The outbreak is unfolding in one of the world’s most complex humanitarian contexts. Eastern DRC is already affected by conflict and large-scale displacement. As of March 2026, 3.6 million people have been internally displaced in the country, including nearly 922,000 displaced in Ituri Province alone, where the outbreak is centred.
The confirmation of cross-border transmission between DRC and Uganda further highlights the urgency of coordinated regional action, particularly in areas where daily cross-border movement is essential for trade, livelihoods and access to basic services.

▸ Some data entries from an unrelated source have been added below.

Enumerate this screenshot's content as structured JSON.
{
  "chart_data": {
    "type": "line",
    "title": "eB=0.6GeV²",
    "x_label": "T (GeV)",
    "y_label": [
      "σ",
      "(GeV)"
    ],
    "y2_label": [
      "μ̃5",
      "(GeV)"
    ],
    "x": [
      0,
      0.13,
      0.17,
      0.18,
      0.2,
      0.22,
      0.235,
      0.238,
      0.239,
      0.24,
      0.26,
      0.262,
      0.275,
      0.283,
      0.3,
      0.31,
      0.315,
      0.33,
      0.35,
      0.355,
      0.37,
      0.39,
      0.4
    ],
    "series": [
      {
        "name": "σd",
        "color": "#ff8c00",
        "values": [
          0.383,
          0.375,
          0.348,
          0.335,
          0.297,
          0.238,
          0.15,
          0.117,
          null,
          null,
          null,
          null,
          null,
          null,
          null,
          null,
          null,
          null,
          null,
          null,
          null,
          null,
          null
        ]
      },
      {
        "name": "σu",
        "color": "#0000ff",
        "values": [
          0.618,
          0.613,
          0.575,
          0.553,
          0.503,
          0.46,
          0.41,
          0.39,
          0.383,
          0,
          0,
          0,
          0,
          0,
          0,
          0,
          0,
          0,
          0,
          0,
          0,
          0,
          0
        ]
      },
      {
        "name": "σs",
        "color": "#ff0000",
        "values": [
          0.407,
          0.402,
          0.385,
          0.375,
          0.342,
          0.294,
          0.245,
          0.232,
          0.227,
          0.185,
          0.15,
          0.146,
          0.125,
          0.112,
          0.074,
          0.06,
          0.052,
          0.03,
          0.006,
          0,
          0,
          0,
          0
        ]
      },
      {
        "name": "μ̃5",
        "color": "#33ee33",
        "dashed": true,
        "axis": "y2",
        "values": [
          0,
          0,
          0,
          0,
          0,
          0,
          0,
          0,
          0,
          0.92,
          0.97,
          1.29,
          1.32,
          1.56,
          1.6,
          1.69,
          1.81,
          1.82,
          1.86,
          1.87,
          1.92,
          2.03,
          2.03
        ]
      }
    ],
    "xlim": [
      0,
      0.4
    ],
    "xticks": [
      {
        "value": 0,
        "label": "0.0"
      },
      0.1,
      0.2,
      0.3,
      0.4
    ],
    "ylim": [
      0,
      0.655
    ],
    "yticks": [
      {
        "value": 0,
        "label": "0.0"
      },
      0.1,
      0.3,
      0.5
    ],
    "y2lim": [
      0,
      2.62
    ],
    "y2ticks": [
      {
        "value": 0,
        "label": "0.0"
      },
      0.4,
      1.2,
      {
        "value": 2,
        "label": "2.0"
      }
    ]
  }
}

Data from IOM’s Flow Monitoring Registry at key formal and informal crossing points—including Cyanika, Busunga, Bunagana, Mpondwe, Goli, Vurra, Busanza and Ntoroko—shows that cross-border mobility continues despite restrictions, including through informal routes, reinforcing the need for data-driven and coordinated response measures.
People living in displacement sites, border communities and conflict-affected areas face heightened vulnerability due to limited access to healthcare, clean water and other essential services, increasing the risk of undetected transmission.
IOM is supporting governments and partners in DRC, Uganda and neighbouring countries by strengthening border health operations, population mobility mapping, disease surveillance, risk communication and community engagement in high-mobility areas.
Understanding where, why and how people move remains critical to preventing further spread. Public health measures must be informed by mobility patterns and coordinated across borders to ensure effective containment while avoiding unintended consequences that push movement out of sight.
Significant funding gaps continue to constrain the scale and speed of response efforts, including preparedness activities across the region.
IOM welcomes the swift financial contribution from the United States, which is helping to strengthen frontline response efforts and save lives. Close coordination with the African Union, Africa Centres for Disease Control and Prevention, WHO and United Nations partners remains essential to containing the outbreak.
While Ebola is a preventable and containable disease, additional resources are urgently needed to sustain surveillance systems, maintain border health operations, strengthen community-based prevention efforts and expand support in displacement settings.